Em julgamento realizado recentemente, a Terceira Turma do Superior Tribunal de Justiça (STJ) afastou a exigência de prestação de caução por pessoa jurídica estrangeira devidamente representada no Brasil e que pretenda ajuizar uma ação no país.[1]

No caso concreto, a ação foi extinta sem resolução do mérito pelo juízo de primeira instância sob o fundamento de que a autora, sociedade empresarial estrangeira, não havia efetuado o depósito da caução prevista no art. 835 do Código de Processo Civil (CPC) de 1973[2] (atual art. 83, CPC de 2015). O art. 835 dispõe que o autor, nacional ou estrangeiro, que residir fora do Brasil ou dele se ausentar no curso da ação, deverá prestar caução suficiente para cobrir as custas e honorários de advogado da parte contra quem maneja a ação, se não tiver no país imóveis que possam servir de garantia.

Em sede recursal, o Tribunal de Justiça do Estado de São Paulo (TJSP) manteve a extinção do processo, afirmando que a caução era exigível, pois a sociedade estrangeira não estava devidamente representada no país.

Contra a decisão, a sociedade estrangeira recorreu ao STJ alegando ter nomeado pessoa jurídica domiciliada no Brasil – mediante a celebração de contrato de agenciamento – como sua agente geral, com poderes, inclusive, para mover ações judiciais em defesa de seus interesses.

A discussão do precedente decorre do fato de o sistema processual brasileiro, por cautela, exigir a prestação de caução por pessoa jurídica estrangeira que figure como autora em demanda judicial, caso esta não disponha de bens imóveis suficientes para suportar as custas processuais e o eventual ônus – caso não logre êxito na ação – de arcar com os honorários de advogado da parte contrária (honorários sucumbenciais).

Tal modalidade de garantia tem dupla função (i) proteger o réu contra eventual incapacidade financeira do autor para arcar com as custas processuais e honorários de sucumbência; e (ii) impedir que partes não domiciliadas – ou sem quaisquer bens imóveis no Brasil – litiguem perante o Poder Judiciário brasileiro sem oferecer qualquer garantia contra eventual inadimplemento, o que as coloca em posição excessivamente favorável – e, por consequência, até mesmo estimulando o abuso do direito de ação.

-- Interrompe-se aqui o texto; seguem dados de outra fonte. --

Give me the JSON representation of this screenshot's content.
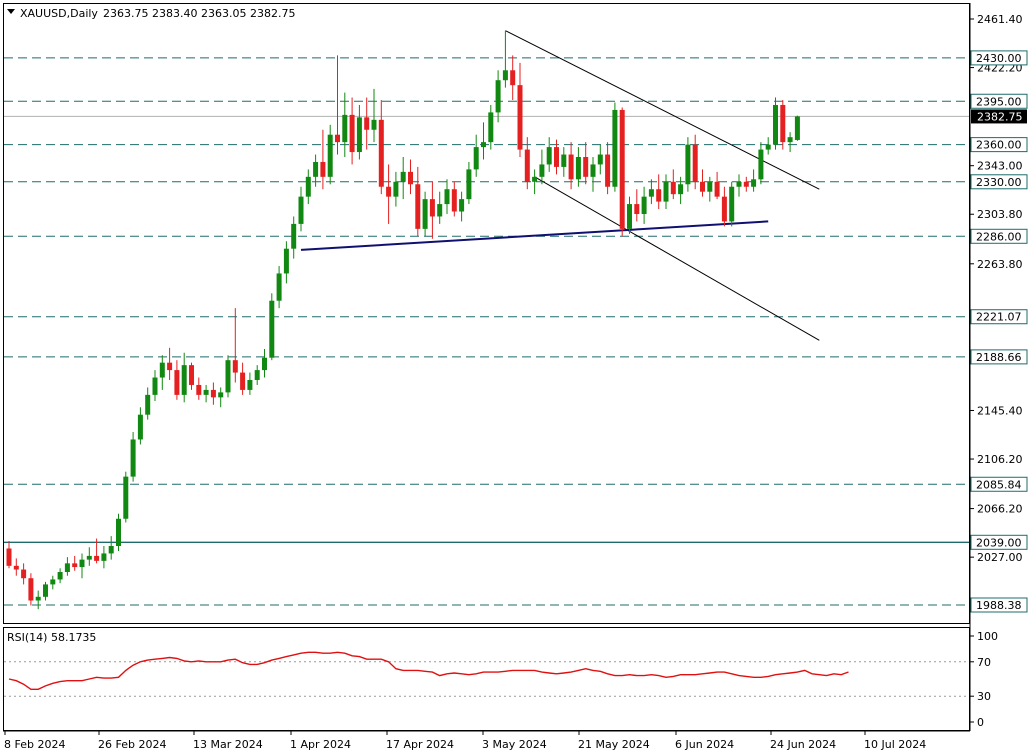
{
  "header": {
    "symbol": "XAUUSD,Daily",
    "ohlc": "2363.75 2383.40 2363.05 2382.75"
  },
  "rsi_header": {
    "label": "RSI(14) 58.1735"
  },
  "colors": {
    "bull": "#118811",
    "bear": "#e52020",
    "level": "#1f6b6b",
    "support": "#101070",
    "rsi": "#e01010",
    "grid": "#000000"
  },
  "chart_data": [
    {
      "type": "candlestick",
      "title": "XAUUSD,Daily",
      "ylim": [
        1975,
        2472
      ],
      "y_ticks": [
        "2461.40",
        "2422.20",
        "2343.00",
        "2303.80",
        "2263.80",
        "2145.40",
        "2106.20",
        "2066.20",
        "2027.00"
      ],
      "x_labels": [
        "8 Feb 2024",
        "26 Feb 2024",
        "13 Mar 2024",
        "1 Apr 2024",
        "17 Apr 2024",
        "3 May 2024",
        "21 May 2024",
        "6 Jun 2024",
        "24 Jun 2024",
        "10 Jul 2024"
      ],
      "current_price": "2382.75",
      "levels": [
        {
          "label": "2430.00",
          "value": 2430.0
        },
        {
          "label": "2395.00",
          "value": 2395.0
        },
        {
          "label": "2360.00",
          "value": 2360.0
        },
        {
          "label": "2330.00",
          "value": 2330.0
        },
        {
          "label": "2286.00",
          "value": 2286.0
        },
        {
          "label": "2221.07",
          "value": 2221.07
        },
        {
          "label": "2188.66",
          "value": 2188.66
        },
        {
          "label": "2085.84",
          "value": 2085.84
        },
        {
          "label": "2039.00",
          "value": 2039.0
        },
        {
          "label": "1988.38",
          "value": 1988.38
        }
      ],
      "candles": [
        [
          2034,
          2040,
          2018,
          2020
        ],
        [
          2020,
          2026,
          2012,
          2017
        ],
        [
          2017,
          2022,
          2005,
          2010
        ],
        [
          2010,
          2014,
          1988,
          1992
        ],
        [
          1992,
          2000,
          1985,
          1995
        ],
        [
          1995,
          2007,
          1992,
          2005
        ],
        [
          2005,
          2012,
          2001,
          2009
        ],
        [
          2009,
          2018,
          2006,
          2015
        ],
        [
          2015,
          2027,
          2012,
          2022
        ],
        [
          2022,
          2028,
          2016,
          2019
        ],
        [
          2019,
          2030,
          2010,
          2025
        ],
        [
          2025,
          2035,
          2020,
          2028
        ],
        [
          2028,
          2042,
          2022,
          2024
        ],
        [
          2024,
          2036,
          2018,
          2030
        ],
        [
          2030,
          2044,
          2025,
          2036
        ],
        [
          2036,
          2062,
          2032,
          2058
        ],
        [
          2058,
          2096,
          2055,
          2092
        ],
        [
          2092,
          2128,
          2088,
          2122
        ],
        [
          2122,
          2148,
          2118,
          2142
        ],
        [
          2142,
          2164,
          2138,
          2158
        ],
        [
          2158,
          2178,
          2153,
          2172
        ],
        [
          2172,
          2190,
          2162,
          2184
        ],
        [
          2184,
          2196,
          2170,
          2178
        ],
        [
          2178,
          2186,
          2154,
          2158
        ],
        [
          2158,
          2192,
          2152,
          2182
        ],
        [
          2182,
          2184,
          2162,
          2166
        ],
        [
          2166,
          2172,
          2154,
          2158
        ],
        [
          2158,
          2166,
          2152,
          2162
        ],
        [
          2162,
          2168,
          2150,
          2156
        ],
        [
          2156,
          2164,
          2148,
          2160
        ],
        [
          2160,
          2190,
          2156,
          2186
        ],
        [
          2186,
          2228,
          2168,
          2176
        ],
        [
          2176,
          2184,
          2158,
          2162
        ],
        [
          2162,
          2176,
          2158,
          2170
        ],
        [
          2170,
          2182,
          2166,
          2178
        ],
        [
          2178,
          2195,
          2172,
          2188
        ],
        [
          2188,
          2240,
          2186,
          2234
        ],
        [
          2234,
          2262,
          2228,
          2256
        ],
        [
          2256,
          2282,
          2248,
          2276
        ],
        [
          2276,
          2302,
          2268,
          2296
        ],
        [
          2296,
          2326,
          2290,
          2318
        ],
        [
          2318,
          2340,
          2312,
          2334
        ],
        [
          2334,
          2352,
          2326,
          2346
        ],
        [
          2346,
          2372,
          2324,
          2334
        ],
        [
          2334,
          2376,
          2328,
          2368
        ],
        [
          2368,
          2432,
          2352,
          2362
        ],
        [
          2362,
          2402,
          2350,
          2384
        ],
        [
          2384,
          2398,
          2344,
          2354
        ],
        [
          2354,
          2392,
          2348,
          2382
        ],
        [
          2382,
          2398,
          2356,
          2372
        ],
        [
          2372,
          2405,
          2362,
          2380
        ],
        [
          2380,
          2396,
          2320,
          2326
        ],
        [
          2326,
          2344,
          2296,
          2318
        ],
        [
          2318,
          2338,
          2310,
          2330
        ],
        [
          2330,
          2350,
          2316,
          2338
        ],
        [
          2338,
          2348,
          2320,
          2328
        ],
        [
          2328,
          2342,
          2286,
          2292
        ],
        [
          2292,
          2322,
          2286,
          2316
        ],
        [
          2316,
          2330,
          2284,
          2302
        ],
        [
          2302,
          2322,
          2296,
          2312
        ],
        [
          2312,
          2332,
          2304,
          2324
        ],
        [
          2324,
          2330,
          2302,
          2306
        ],
        [
          2306,
          2322,
          2298,
          2316
        ],
        [
          2316,
          2346,
          2312,
          2340
        ],
        [
          2340,
          2368,
          2334,
          2358
        ],
        [
          2358,
          2378,
          2348,
          2362
        ],
        [
          2362,
          2392,
          2356,
          2386
        ],
        [
          2386,
          2420,
          2378,
          2412
        ],
        [
          2412,
          2452,
          2406,
          2420
        ],
        [
          2420,
          2432,
          2396,
          2408
        ],
        [
          2408,
          2426,
          2350,
          2356
        ],
        [
          2356,
          2366,
          2324,
          2330
        ],
        [
          2330,
          2340,
          2320,
          2334
        ],
        [
          2334,
          2356,
          2328,
          2344
        ],
        [
          2344,
          2366,
          2338,
          2358
        ],
        [
          2358,
          2364,
          2336,
          2342
        ],
        [
          2342,
          2358,
          2334,
          2352
        ],
        [
          2352,
          2362,
          2324,
          2332
        ],
        [
          2332,
          2358,
          2326,
          2350
        ],
        [
          2350,
          2362,
          2328,
          2334
        ],
        [
          2334,
          2350,
          2322,
          2344
        ],
        [
          2344,
          2360,
          2336,
          2352
        ],
        [
          2352,
          2362,
          2320,
          2326
        ],
        [
          2326,
          2394,
          2322,
          2388
        ],
        [
          2388,
          2390,
          2286,
          2292
        ],
        [
          2292,
          2318,
          2288,
          2312
        ],
        [
          2312,
          2324,
          2298,
          2304
        ],
        [
          2304,
          2326,
          2296,
          2318
        ],
        [
          2318,
          2332,
          2312,
          2324
        ],
        [
          2324,
          2336,
          2308,
          2314
        ],
        [
          2314,
          2336,
          2308,
          2330
        ],
        [
          2330,
          2340,
          2316,
          2320
        ],
        [
          2320,
          2334,
          2312,
          2328
        ],
        [
          2328,
          2366,
          2322,
          2360
        ],
        [
          2360,
          2368,
          2324,
          2330
        ],
        [
          2330,
          2340,
          2318,
          2322
        ],
        [
          2322,
          2334,
          2314,
          2330
        ],
        [
          2330,
          2338,
          2316,
          2318
        ],
        [
          2318,
          2326,
          2294,
          2298
        ],
        [
          2298,
          2330,
          2294,
          2326
        ],
        [
          2326,
          2336,
          2318,
          2330
        ],
        [
          2330,
          2334,
          2322,
          2326
        ],
        [
          2326,
          2340,
          2322,
          2332
        ],
        [
          2332,
          2362,
          2328,
          2356
        ],
        [
          2356,
          2366,
          2352,
          2360
        ],
        [
          2360,
          2398,
          2356,
          2392
        ],
        [
          2392,
          2396,
          2356,
          2362
        ],
        [
          2362,
          2370,
          2354,
          2366
        ],
        [
          2363.75,
          2383.4,
          2363.05,
          2382.75
        ]
      ],
      "trendlines": [
        {
          "name": "channel-upper",
          "from": [
            68,
            2452
          ],
          "to": [
            111,
            2324
          ]
        },
        {
          "name": "channel-lower",
          "from": [
            72,
            2334
          ],
          "to": [
            111,
            2202
          ]
        },
        {
          "name": "support-line",
          "from": [
            40,
            2275
          ],
          "to": [
            104,
            2298
          ]
        }
      ]
    },
    {
      "type": "line",
      "title": "RSI(14) 58.1735",
      "ylim": [
        0,
        100
      ],
      "y_ticks": [
        "100",
        "70",
        "30",
        "0"
      ],
      "levels": [
        70,
        30
      ],
      "values": [
        50,
        48,
        44,
        38,
        38,
        42,
        45,
        47,
        48,
        48,
        48,
        50,
        52,
        51,
        51,
        52,
        60,
        66,
        70,
        72,
        73,
        74,
        75,
        74,
        71,
        70,
        71,
        70,
        70,
        70,
        72,
        73,
        69,
        67,
        67,
        69,
        72,
        74,
        76,
        78,
        80,
        81,
        81,
        80,
        80,
        81,
        80,
        77,
        76,
        73,
        73,
        73,
        70,
        62,
        60,
        60,
        60,
        59,
        58,
        54,
        56,
        57,
        56,
        55,
        56,
        58,
        58,
        58,
        59,
        60,
        60,
        60,
        60,
        58,
        57,
        56,
        57,
        58,
        60,
        62,
        60,
        59,
        56,
        54,
        54,
        55,
        54,
        54,
        55,
        54,
        52,
        53,
        55,
        55,
        55,
        56,
        57,
        58,
        58,
        56,
        54,
        53,
        52,
        52,
        53,
        55,
        56,
        57,
        58,
        60,
        56,
        55,
        54,
        56,
        55,
        58.17
      ]
    }
  ]
}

Em sessão de julgamento ocorrida em 21 de agosto de 2018, a Terceira Turma do STJ entendeu pela reforma do entendimento do TJSP, seguindo o voto do ministro relator Moura Ribeiro, que considerou não existir “nenhuma razão que justifique o receio no tocante à eventual responsabilização da demandante pelos ônus sucumbenciais, não se justificando a aplicação do disposto no art. 835 do CPC/73”. Concluiu o ministro consignando que a autora é devidamente representada por agência domiciliada no Brasil, que “poderá responder diretamente, caso seja vencida na demanda, por eventuais encargos decorrentes de sucumbência”.

Por fim, o ministro relator destacou que, de acordo com a redação do art. 88, I, parágrafo único, do CPC de 1973 (art. 21, I, parágrafo único, do CPC de 2015), considera-se devidamente domiciliada no território nacional a pessoa jurídica estrangeira que possui agência, filial ou sucursal estabelecida no Brasil.

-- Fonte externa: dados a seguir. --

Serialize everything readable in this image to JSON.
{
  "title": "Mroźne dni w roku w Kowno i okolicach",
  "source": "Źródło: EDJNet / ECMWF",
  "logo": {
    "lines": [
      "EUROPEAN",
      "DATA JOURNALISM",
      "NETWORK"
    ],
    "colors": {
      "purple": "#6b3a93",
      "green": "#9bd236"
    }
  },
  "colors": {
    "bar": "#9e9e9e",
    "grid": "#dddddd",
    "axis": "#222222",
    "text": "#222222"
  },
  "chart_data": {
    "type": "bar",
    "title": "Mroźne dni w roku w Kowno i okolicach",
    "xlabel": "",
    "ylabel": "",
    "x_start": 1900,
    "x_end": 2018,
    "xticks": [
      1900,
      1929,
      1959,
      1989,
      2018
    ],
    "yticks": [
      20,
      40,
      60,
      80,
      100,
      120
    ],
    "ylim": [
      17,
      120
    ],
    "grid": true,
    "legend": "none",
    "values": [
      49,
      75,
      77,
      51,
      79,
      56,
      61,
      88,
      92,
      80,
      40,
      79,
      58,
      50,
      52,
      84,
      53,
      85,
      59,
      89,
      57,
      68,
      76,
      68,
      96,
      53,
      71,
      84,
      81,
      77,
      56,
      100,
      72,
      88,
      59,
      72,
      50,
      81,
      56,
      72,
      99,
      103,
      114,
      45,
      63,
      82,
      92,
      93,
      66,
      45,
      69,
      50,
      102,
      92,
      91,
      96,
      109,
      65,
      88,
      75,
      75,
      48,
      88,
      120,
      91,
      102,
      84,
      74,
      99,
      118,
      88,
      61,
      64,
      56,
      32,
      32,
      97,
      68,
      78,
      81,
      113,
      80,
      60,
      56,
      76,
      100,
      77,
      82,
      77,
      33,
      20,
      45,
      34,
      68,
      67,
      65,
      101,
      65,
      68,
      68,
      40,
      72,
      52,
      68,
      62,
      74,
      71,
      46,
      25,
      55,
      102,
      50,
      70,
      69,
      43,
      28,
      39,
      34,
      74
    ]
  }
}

Ainda sobre o tema, o CPC de 2015 prevê expressamente três hipóteses de dispensa de caução: (i) quando houver tratado ou acordo internacional que a dispense – novidade trazida pelo legislador do novo código; (ii) na execução fundada em título extrajudicial; (iii) no cumprimento de sentença e na reconvenção (art. 83, §1º, I a III).

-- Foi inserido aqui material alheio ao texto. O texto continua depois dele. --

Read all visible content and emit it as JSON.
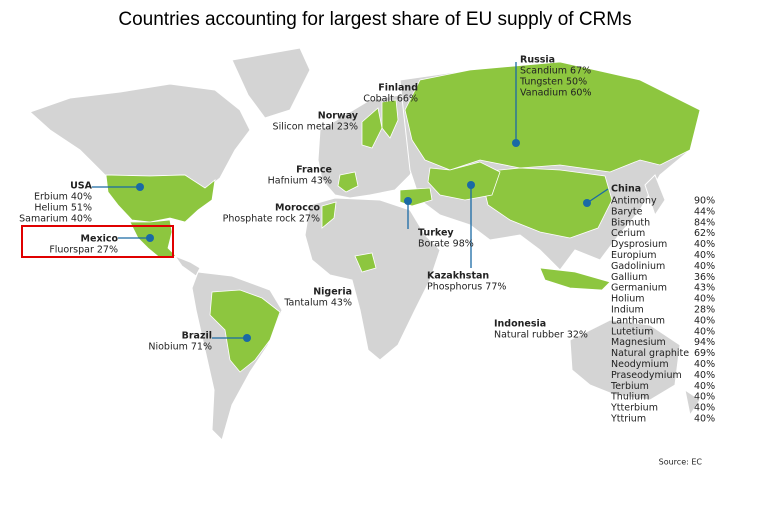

O entendimento prevalecente, contudo, é que o rol do art. 83 não é taxativo, admitindo-se, por exemplo, ser dispensável a prestação de caução em ação de homologação de sentença estrangeira (STJ, Corte Especial, SEC 507/EX, rel. Min. Gilson Dipp, j. 18.10.2006); em ação de busca e apreensão (STJ, 4ª Turma, REsp 660.437/SP, rel. Min. Cesar Asfor Rocha, j. 04.11.2004) e nos casos em que a pessoa estrangeira figura como “credora da ré em ação conexa” à proposta (STJ, 3ª Turma, REsp 6.171/SP, rel. Min. Waldemar Zveiter, j. 18.12.1990).


[1] STJ, 3ª Turma, REsp 1.584.441/SP, rel. Min. Moura Ribeiro, j. 21.08.2018.

[2] O recurso especial foi interposto sob a égide do CPC de 1973.